In this notebook you will find a lot of necessary functions, methods, commands to go through an EDA (Exploratory Data Analysis). 

Please feel free to give your point of view or even ask to add the one that I miss.



@author: MM

# Data exploration

All the import used below supposed that you already have install the library corresponding.

**What is Pandas?**

Pandas is a data science library that allows us to load data and play with them. 

* Pandas uses dataframes (df) which we can think of as tables. 
* We can perform functions on the rows or columns.
* Pandas also has some visualization tools

In [None]:
import pandas as pd 

# read in data from workign directory (folder in top right)
# can read other file format 
df = pd.read_csv("/Users/YourFolder/YourData.csv")

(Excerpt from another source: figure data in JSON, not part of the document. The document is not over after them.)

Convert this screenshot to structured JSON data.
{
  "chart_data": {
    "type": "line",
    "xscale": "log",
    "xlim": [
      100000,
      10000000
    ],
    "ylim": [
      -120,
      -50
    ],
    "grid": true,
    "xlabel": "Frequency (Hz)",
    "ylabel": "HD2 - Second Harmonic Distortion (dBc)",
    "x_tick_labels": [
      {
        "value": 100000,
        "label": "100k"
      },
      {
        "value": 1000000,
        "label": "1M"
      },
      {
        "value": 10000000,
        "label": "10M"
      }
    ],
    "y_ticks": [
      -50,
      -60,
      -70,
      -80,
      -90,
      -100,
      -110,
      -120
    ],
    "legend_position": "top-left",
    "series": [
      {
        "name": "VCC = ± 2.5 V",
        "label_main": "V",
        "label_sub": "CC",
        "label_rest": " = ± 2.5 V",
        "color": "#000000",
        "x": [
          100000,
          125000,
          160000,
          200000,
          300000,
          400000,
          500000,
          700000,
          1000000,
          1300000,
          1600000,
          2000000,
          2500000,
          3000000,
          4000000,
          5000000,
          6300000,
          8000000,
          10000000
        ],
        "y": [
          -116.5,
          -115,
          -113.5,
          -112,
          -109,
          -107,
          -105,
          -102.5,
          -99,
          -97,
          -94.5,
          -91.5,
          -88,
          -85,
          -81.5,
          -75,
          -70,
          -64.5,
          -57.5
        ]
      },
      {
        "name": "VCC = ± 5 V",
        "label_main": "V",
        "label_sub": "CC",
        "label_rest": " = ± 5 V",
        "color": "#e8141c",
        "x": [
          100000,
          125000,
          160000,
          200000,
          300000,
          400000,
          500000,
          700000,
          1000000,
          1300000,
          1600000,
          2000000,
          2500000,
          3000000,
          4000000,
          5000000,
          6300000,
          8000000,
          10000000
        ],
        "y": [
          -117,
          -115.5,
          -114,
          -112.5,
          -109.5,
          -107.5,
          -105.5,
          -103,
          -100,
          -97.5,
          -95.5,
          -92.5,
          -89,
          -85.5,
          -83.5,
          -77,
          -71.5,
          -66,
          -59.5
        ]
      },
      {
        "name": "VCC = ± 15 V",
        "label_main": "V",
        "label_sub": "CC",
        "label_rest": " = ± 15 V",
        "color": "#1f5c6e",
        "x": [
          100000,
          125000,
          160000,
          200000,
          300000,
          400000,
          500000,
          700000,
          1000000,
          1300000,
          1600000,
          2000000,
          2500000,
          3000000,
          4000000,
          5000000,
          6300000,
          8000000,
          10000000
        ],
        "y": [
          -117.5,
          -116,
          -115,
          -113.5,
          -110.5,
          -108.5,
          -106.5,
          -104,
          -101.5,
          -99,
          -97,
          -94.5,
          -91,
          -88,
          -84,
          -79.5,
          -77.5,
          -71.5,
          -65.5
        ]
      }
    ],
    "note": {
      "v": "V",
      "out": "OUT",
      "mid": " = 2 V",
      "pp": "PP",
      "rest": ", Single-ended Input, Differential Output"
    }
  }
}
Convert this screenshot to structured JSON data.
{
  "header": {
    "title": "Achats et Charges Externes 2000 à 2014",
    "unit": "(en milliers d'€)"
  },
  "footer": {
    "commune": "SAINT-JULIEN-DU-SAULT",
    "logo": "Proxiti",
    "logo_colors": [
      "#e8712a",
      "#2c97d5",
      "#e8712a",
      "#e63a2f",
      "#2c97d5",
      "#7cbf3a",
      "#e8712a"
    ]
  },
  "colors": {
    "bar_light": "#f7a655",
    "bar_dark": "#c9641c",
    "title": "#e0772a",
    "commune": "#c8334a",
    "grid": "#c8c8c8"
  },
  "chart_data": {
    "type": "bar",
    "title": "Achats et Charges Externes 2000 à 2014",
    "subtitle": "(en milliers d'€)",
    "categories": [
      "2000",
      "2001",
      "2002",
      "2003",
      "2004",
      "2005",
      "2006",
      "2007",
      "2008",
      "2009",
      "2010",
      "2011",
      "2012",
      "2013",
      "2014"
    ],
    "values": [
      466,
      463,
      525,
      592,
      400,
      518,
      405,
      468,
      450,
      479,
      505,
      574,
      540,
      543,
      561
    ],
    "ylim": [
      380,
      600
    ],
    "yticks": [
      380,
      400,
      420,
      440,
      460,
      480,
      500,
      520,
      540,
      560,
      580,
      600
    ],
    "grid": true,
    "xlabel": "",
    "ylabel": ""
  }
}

# shape of your df (DataFrame)
df.shape

# returns x number of rows when head(num)
df.head() # or df.tail()

# returns an object with all of the column headers 
df.columns

# basic info 
df.info()

# statistics on numeric columns
df.describe()

# shows type of data (float, int, string, bool, etc.)
df.dtypes

# view all rows for one column
df.column_name
# or 
df["column_name"]

# view all columns for select group of rows
df[0:10]

# filter for multiple columns (all below do the same thing ) 
df[["columnA", "columnB", "columnC"]]
df.loc[:,["columnA", "columnB", "columnC"]]
df.iloc[:,0:3]

# filter by rows and columns 
df.loc[0:100,["columnA", "columnB", "columnC"]]
df.iloc[0:100,0:3]

# filter by column list 
df[df.columns]

# filter data by columns 
df[(df["column"] < 5)]

In [None]:
# for numerical variables 

# shows which values are null
df.isnull()

# shows which columns have null values
df.isnull().any()

# shows for each column the percentage of null values 
df.isnull().sum() / df.shape[0]

In [None]:
# for categorical variables 

# check unique values in the column columnA
df.columnA.unique()

# shows the counts
df.columnA.value_counts()
# or
len(df["columnA"].unique())

#shows the percentage of values from 
df.columnA.value_counts()/ df.columnA.notnull().sum()

In [None]:
# another way to have a quick data exploration in one line
# generates profile reports from a pandas DataFrame
from pandas_profiling import ProfileReport

profile = ProfileReport(df, title='Pandas Profiling Report', explorative=True)

# Data Cleaning

In [None]:
# check for nulls / % of nulls 
df.isnull().any()
df.isnull().sum()/ df.shape[0]

# imputing nulls fillna()
df[[column a, column b]].fillna(value=0) # value, or mean or median

In [None]:
# remove duplicates 
df.drop_duplicates(inplace= True)

# drop  
df.drop("columnA", axis = 1) # inplace = True

# remove columns with certain threshold of nulls
# threshold is the number of columns or rows without nulls 
thresh = len(df)*.6
df.dropna(thresh = thresh, axis = 1)
df.dropna(thresh = 21, axis = 0)

# add column 
df["new_column_price_per_sqfeet"] = df["price"] / df["sqfeet"]

In [None]:
# pass everything lower or uppercase
df.apply(lambda x: x.lower()) # upper()

In [None]:
# use regex .extract, strip(), replace(), split()
df.column = df.column.apply(lambda x: str(x).replace("something","").strip())
df.column.value_counts()

In [None]:
# find numeric column 
numeric = df._get_numeric_data()

In [None]:
# change data type
df.column.dtype
df.column = pd.to_numeric(df.column, errors = 'coerce')

In [None]:
# rename columns 
df.rename(index=str,columns={"url":"new_url"})

In [None]:
# apply function

def timex2(x):
    return 2*x

df["pricex2"] = data["price"].apply(timex2)

In [None]:
# lambda function

df["pricex2"] = df["price"].apply(lambda x: x*2)

# check where an appartement is bigger 200sqfeet for less than 500€/month 
df["bigandcheap"] = data[["price","sqfeet"]].apply(lambda x: 'yes' if x[0] < 500 and x[1] > 200 else 'no', axis = 1)


In [None]:
# dummy variables (create dummy variables for categorical features)
df_dummies = pd.get_dummies(df[["catcolumnA", "catcolumnB", "catcolumnC"]])

In [None]:
# merge df  
df1 = data[["columnA", "columnB"]]
df2 = data[["columnA", "columnC"]]

df_merged = pd.merge(df1, df2, on="columnA")

In [None]:
# group by 
df.groupby(["columnA", "columnB"]).mean()

# Visualization tools

In [None]:
# histogram 
df.column.hist() == df.column.plot(kind='hist')

# bar chart 
df.column.value_counts().plot(kind='bar')

# boxplot 
df.boxplot("column_name")